The Reagan adminsitration's decision to at least explore the possibility of negotiations to limit intermediate-range nuclear weapons deployed in Europe has eased for now the tensions that had been building between the United States and the European members of NATO. These problems, which have come and gone over the years, will not be resolved by this expedient, however. There is a fundamental, if unarticulated, difference in the ways we and the Europeans look at the linked problems of avoiding war and protecting our nations' security.
Americans tend to view a decision to go to war as a deliberate move resulting from a cold calculation of relative advantage and disadvantage. Consequently, we strive to deter war by maintaining armed forces at least comparable, and preferably superior, to those of the Soviet Union. Given superior Western military capabilities, we maintain, Soviet leaders would not initiate war because they would calculate that any such move would result in defeat. Some Americans carry this rationalistic perspective so far as to argue that any marginal advantage presented to the Soviet Union, such as potential to destroy our land-based missiles in a first strike, could change this calculation and induce Soviet leaders, in extremis, to initiate war.
Europeans, on the other hand, see the risk of war as immune to calculations of relative outcomes. To them, war is more likely the result of events getting out of hand. Living in the shadow of Soviet military power and the memory of World War II, they seek primarily to establish political and economic relations such that situations in which Soviet leaders might seriously contemplate war would not arise. Failing that, they seek to prevent war's outbreak by making its likely cost appear as high as possible. To do this, they seek to make evident that any conflict in Europe would likely escalate to a central nuclear exchange between the United States and the Soviet Union. Note that they are not concerned with projections of the relative outcomes of a war; to Europeans, the way to deter war is to avoid situations in which it becomes "thinkable," and to make clear just how great its absolute cost could be.

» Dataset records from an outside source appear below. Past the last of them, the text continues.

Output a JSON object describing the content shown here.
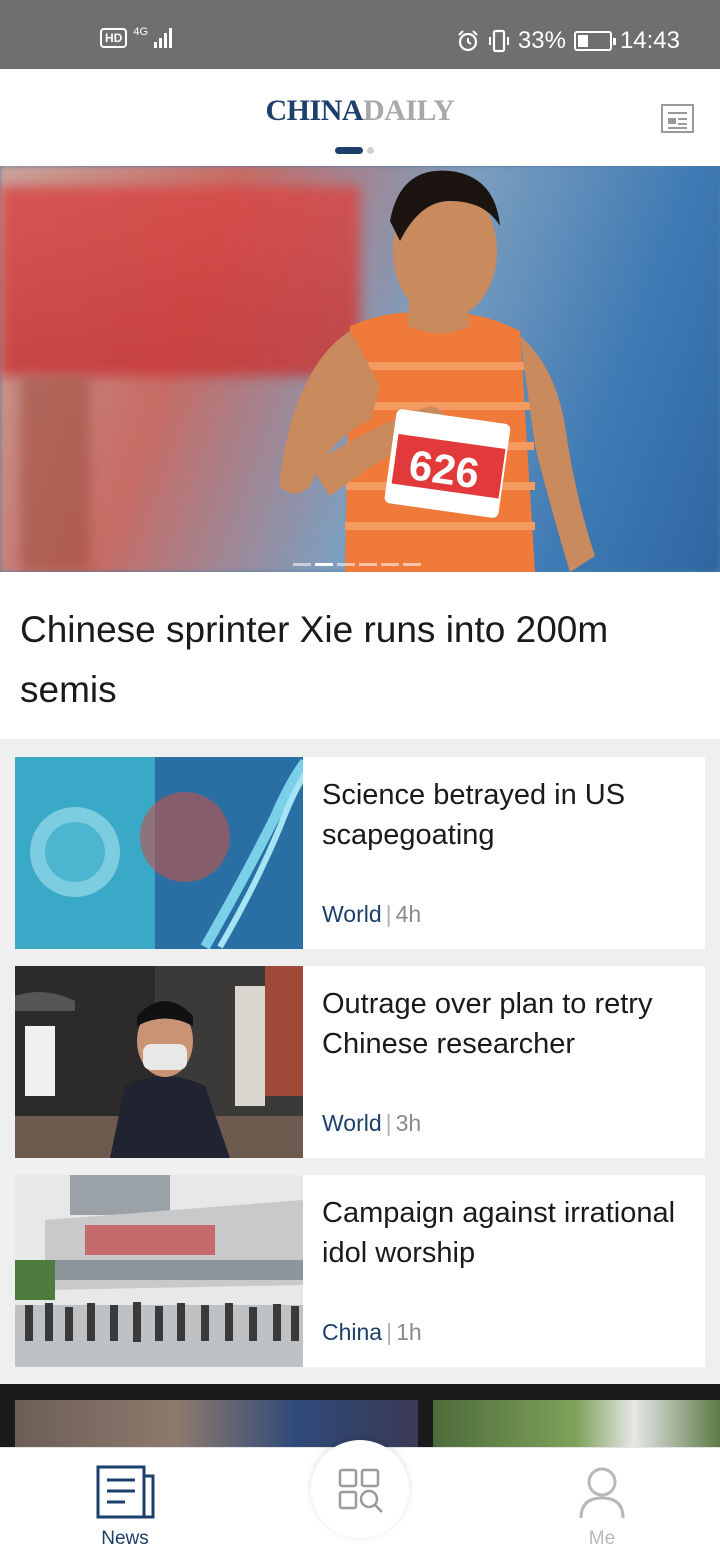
{
  "status_bar": {
    "hd_badge": "HD",
    "network": "4G",
    "battery_percent": "33%",
    "battery_level": 0.33,
    "time": "14:43",
    "icons": [
      "alarm-icon",
      "vibrate-icon",
      "battery-icon",
      "signal-icon"
    ]
  },
  "header": {
    "logo_part1": "CHINA",
    "logo_part2": "DAILY",
    "page_index": 1,
    "page_count": 2
  },
  "hero": {
    "title": "Chinese sprinter Xie runs into 200m semis",
    "bib_number": "626",
    "slide_count": 6,
    "active_slide": 2
  },
  "feed": {
    "articles": [
      {
        "title": "Science betrayed in US scapegoating",
        "category": "World",
        "time": "4h"
      },
      {
        "title": "Outrage over plan to retry Chinese researcher",
        "category": "World",
        "time": "3h"
      },
      {
        "title": "Campaign against irrational idol worship",
        "category": "China",
        "time": "1h"
      }
    ]
  },
  "bottom_nav": {
    "news_label": "News",
    "me_label": "Me",
    "icons": [
      "news-icon",
      "categories-search-icon",
      "profile-icon"
    ]
  },
  "colors": {
    "brand_navy": "#1c3f6b",
    "brand_gray": "#a9a9a9",
    "status_bar": "#6f6f6f",
    "feed_bg": "#efefef"
  }
}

Which perspective is correct? I have to agree with the Europeans. Not that the initiation of war is never a deliberatly calculated act: when Israel preempted against gathering Arab armies in 1967, it correctly calculated the relative risks of action and inaction, as did President Sadat of Egypt when he initiated the 1973 war to put himself in a political position to reach a settlement with Israel.
But in the context of U.S.-Soviet confrontation, no person acting rationally could see advantage in beginning war. Regardless of projections of relative outcomes at intermediate levels of escalation, the potential ultimate risk -- the utter devastation of our societies -- clearly outweighs any uncertain calculation of marginal and relative gain. So long as each of the superpowers deploys thousands of nuclear weapons, assessments of this ultimate risk are not likely to change. If war should come, it would not be the result of cold calculations about the relative advantages; it would be the result of events and emotions out of control.
How then do we avoid war? The answer is not politically satisfying, as in involves a policy of both sticks and carrots, which is difficult to explain to the electorate. Yes, the West should stand up to the Russians when they violate acceptable codes of behavior. They should be made to pay a price for acts like the occupation of Afghanistan. Yes, the United States should maintain sufficient conventional strength in Europe, and adequate theater nuclear forces, and an adequate strategic balance so that American presidents have options if situations begin to escalate and so that the risk of confrontation is not trival. But also, as the Europeans suggest, we should hold on to a dialogue with the Russians. Western leaders should avoid gratutous insults and intemperate remarks that only poison the atmosphere. We should not fear to enter into negotiations on mutual limits on nuclear weapons and ways to stabilize the military balance in Europe. We should be willing to reach economic agreements that give the Russians a stake in a stable international system.
It is not inconsistent to punish some kinds of Soviet behavior while rewarding others. No more inconsistent than risking nuclear war to protect the nation's security.